Aged seven and tasked by her schoolteacher with writing about either ‘my day at school’ or ‘my adventure with an alien’, Sonya Kelly would always plump for the former. You see, she’d never met an alien “and you should always write what you know, right?”.
It’s just as well, then, that many years later Sonya did in fact encounter her alien – stage manager ‘Kate from Queensland’ – giving audiences the chance to experience this humorous and heart-warming rendition of the couple’s real-life adventures through lust, love, visa applications and an awful lot of paperwork.
Writer and performer Sonya is joined on set by the play’s own stage manager Justin Murphy who steps into the performance at times, operates the play’s lighting and sound, and throws many a sassy glance at Sonya. It’s something of a nod to the dynamic of Sonya’s first meetings with Kate, in which the pair broke the monotony of long-winded rehearsals for the Russian play they were working on by exchanging jokey looks and, amusingly, various imagined death scenes.
Happily, Sonya’s enjoyment of her own show is unmistakeable, set against her distaste for the Russian play with its endless dancing and English accents (because that’s how you know it’s the olden days, obviously).
The most intoxicating fun of Sonya’s performance arises as she regales her flirtations ‘Irish-style’ with Kate, from luxuriating over the exotic comforts of her home – ‘come to mine and check out my immersion, it’s got dual switches’ – to pouring out an impassioned letter of longing and ‘pure filth’ on the back of a sandwich bag.
Directed by Gina Moxley, Sonya’s animated storytelling makes, for the most part, for glee-filled watching, with conspiratorial winks to the audience inviting us on side. Occasionally Sonya loses us during more surreal patches of the narrative, but she soon recaptures our interest with a quirky observation or deliciously cheeky comment.

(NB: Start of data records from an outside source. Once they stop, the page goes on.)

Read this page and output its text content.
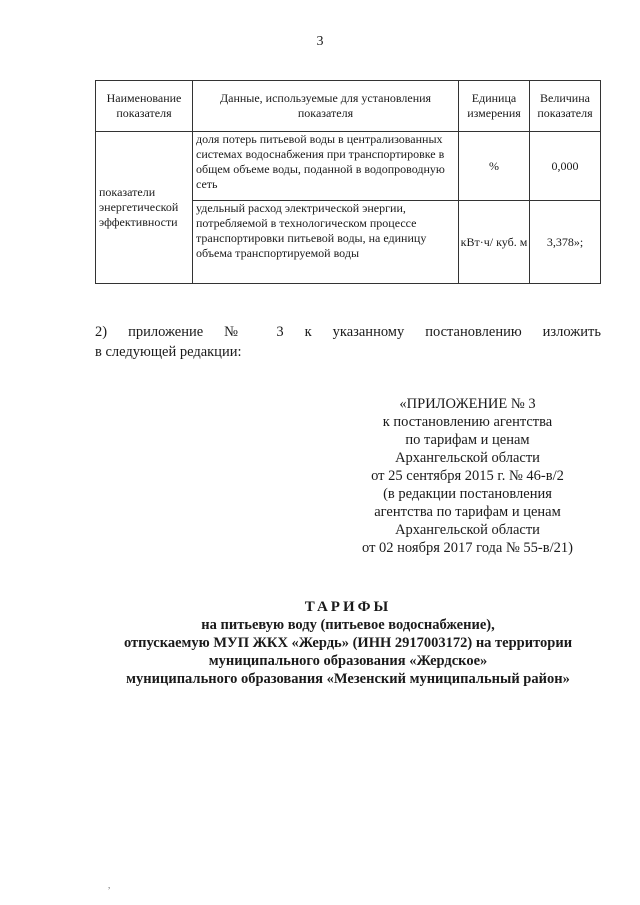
3
Наименование показателя	Данные, используемые для установления показателя	Единица измерения	Величина показателя
показатели энергетической эффективности	доля потерь питьевой воды в централизованных системах водоснабжения при транспортировке в общем объеме воды, поданной в водопроводную сеть	%	0,000
	удельный расход электрической энергии, потребляемой в технологическом процессе транспортировки питьевой воды, на единицу объема транспортируемой воды	кВт·ч/ куб. м	3,378»;
2) приложение № 3 к указанному постановлению изложить
в следующей редакции:
«ПРИЛОЖЕНИЕ № 3
к постановлению агентства
по тарифам и ценам
Архангельской области
от 25 сентября 2015 г. № 46-в/2
(в редакции постановления
агентства по тарифам и ценам
Архангельской области
от 02 ноября 2017 года № 55-в/21)
ТАРИФЫ
на питьевую воду (питьевое водоснабжение),
отпускаемую МУП ЖКХ «Жердь» (ИНН 2917003172) на территории
муниципального образования «Жердское»
муниципального образования «Мезенский муниципальный район»
,
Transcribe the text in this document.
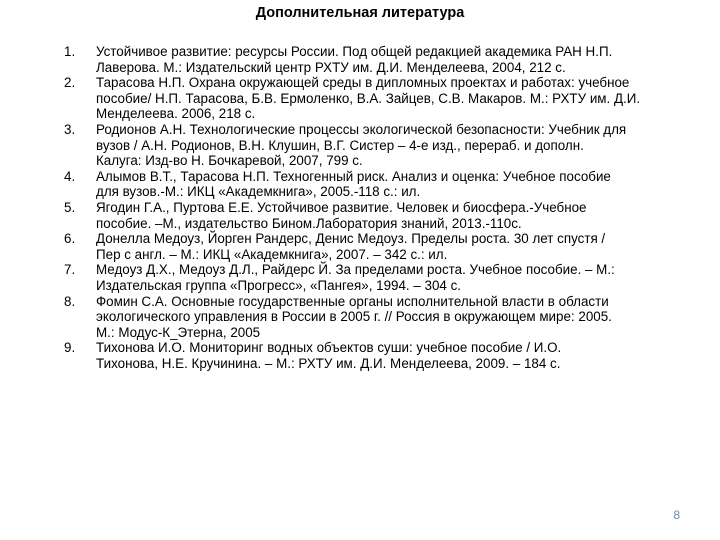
Дополнительная литература
1.	Устойчивое развитие: ресурсы России. Под общей редакцией академика РАН Н.П.
Лаверова. М.: Издательский центр РХТУ им. Д.И. Менделеева, 2004, 212 с.
2.	Тарасова Н.П. Охрана окружающей среды в дипломных проектах и работах: учебное
пособие/ Н.П. Тарасова, Б.В. Ермоленко, В.А. Зайцев, С.В. Макаров. М.: РХТУ им. Д.И.
Менделеева. 2006, 218 с.
3.	Родионов А.Н. Технологические процессы экологической безопасности: Учебник для
вузов / А.Н. Родионов, В.Н. Клушин, В.Г. Систер – 4-е изд., перераб. и дополн.
Калуга: Изд-во Н. Бочкаревой, 2007, 799 с.
4.	Алымов В.Т., Тарасова Н.П. Техногенный риск. Анализ и оценка: Учебное пособие
для вузов.-М.: ИКЦ «Академкнига», 2005.-118 с.: ил.
5.	Ягодин Г.А., Пуртова Е.Е. Устойчивое развитие. Человек и биосфера.-Учебное
пособие. –М., издательство Бином.Лаборатория знаний, 2013.-110с.
6.	Донелла Медоуз, Йорген Рандерс, Денис Медоуз. Пределы роста. 30 лет спустя /
Пер с англ. – М.: ИКЦ «Академкнига», 2007. – 342 с.: ил.
7.	Медоуз Д.Х., Медоуз Д.Л., Райдерс Й. За пределами роста. Учебное пособие. – М.:
Издательская группа «Прогресс», «Пангея», 1994. – 304 с.
8.	Фомин С.А. Основные государственные органы исполнительной власти в области
экологического управления в России в 2005 г. // Россия в окружающем мире: 2005.
М.: Модус-К_Этерна, 2005
9.	Тихонова И.О. Мониторинг водных объектов суши: учебное пособие / И.О.
Тихонова, Н.Е. Кручинина. – М.: РХТУ им. Д.И. Менделеева, 2009. – 184 с.
8
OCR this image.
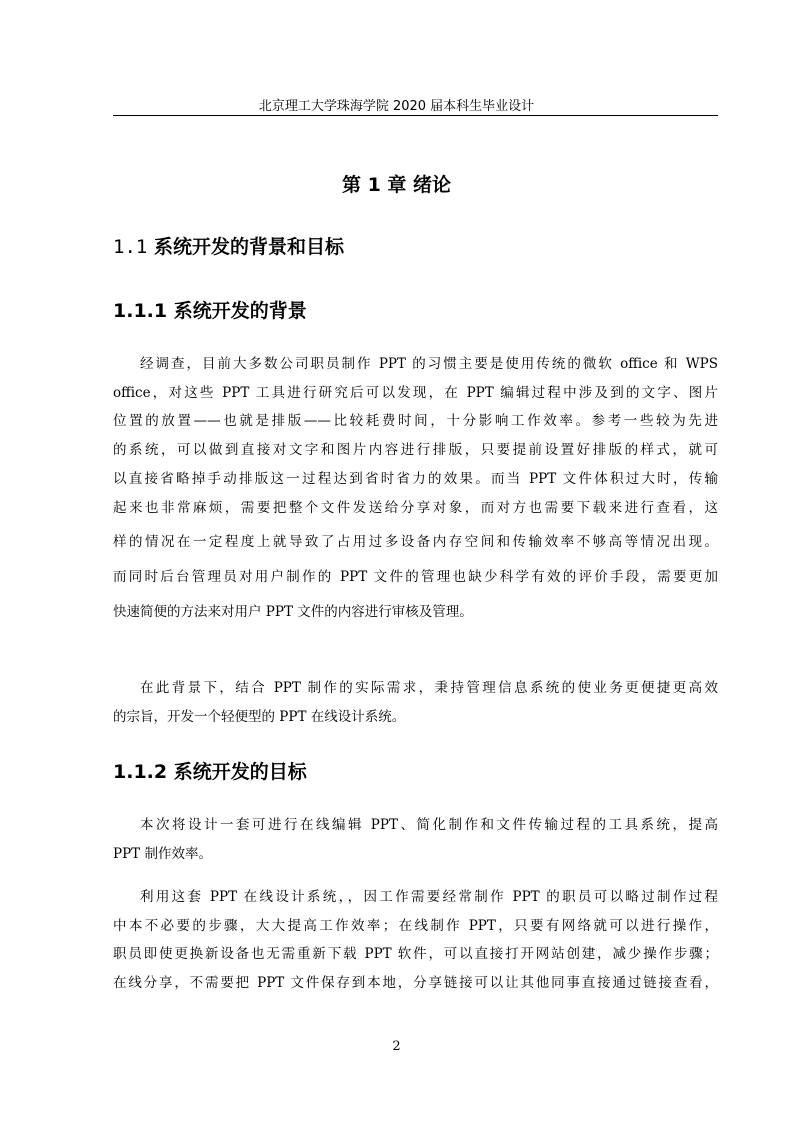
北京理工大学珠海学院 2020 届本科生毕业设计
第 1 章 绪论
1.1 系统开发的背景和目标
1.1.1 系统开发的背景
经调查，目前大多数公司职员制作 PPT 的习惯主要是使用传统的微软 office 和 WPS
office，对这些 PPT 工具进行研究后可以发现，在 PPT 编辑过程中涉及到的文字、图片
位置的放置——也就是排版——比较耗费时间，十分影响工作效率。参考一些较为先进
的系统，可以做到直接对文字和图片内容进行排版，只要提前设置好排版的样式，就可
以直接省略掉手动排版这一过程达到省时省力的效果。而当 PPT 文件体积过大时，传输
起来也非常麻烦，需要把整个文件发送给分享对象，而对方也需要下载来进行查看，这
样的情况在一定程度上就导致了占用过多设备内存空间和传输效率不够高等情况出现。
而同时后台管理员对用户制作的 PPT 文件的管理也缺少科学有效的评价手段，需要更加
快速简便的方法来对用户 PPT 文件的内容进行审核及管理。
在此背景下，结合 PPT 制作的实际需求，秉持管理信息系统的使业务更便捷更高效
的宗旨，开发一个轻便型的 PPT 在线设计系统。
1.1.2 系统开发的目标
本次将设计一套可进行在线编辑 PPT、简化制作和文件传输过程的工具系统，提高
PPT 制作效率。
利用这套 PPT 在线设计系统，，因工作需要经常制作 PPT 的职员可以略过制作过程
中本不必要的步骤，大大提高工作效率；在线制作 PPT，只要有网络就可以进行操作，
职员即使更换新设备也无需重新下载 PPT 软件，可以直接打开网站创建，减少操作步骤；
在线分享，不需要把 PPT 文件保存到本地，分享链接可以让其他同事直接通过链接查看，
2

Woven into the performance are the twin paper trails that underscore the play throughout. The first is the two years’ worth of receipts, tickets, photos and testimonials the couple must catalogue to document the authenticity of their relationship for Irish immigration officials. The second is a series of moving letters written in the 19th century by Kate’s great-great grandmother Ann Flanagan to her parents back in Ireland during an arduous journey emigrating towards a new life in Australia.
Interspersed throughout Sonya’s story (at times a little clumsily), the extracts draw attention to the very different modern challenges of an Australian attempting to settle with her Irish partner and needing to overcome not treacherous seas but exacting immigration officers.
It is hope that drives both narratives forward in this charming tale of exhilaration, frustration, determination and, above all, love.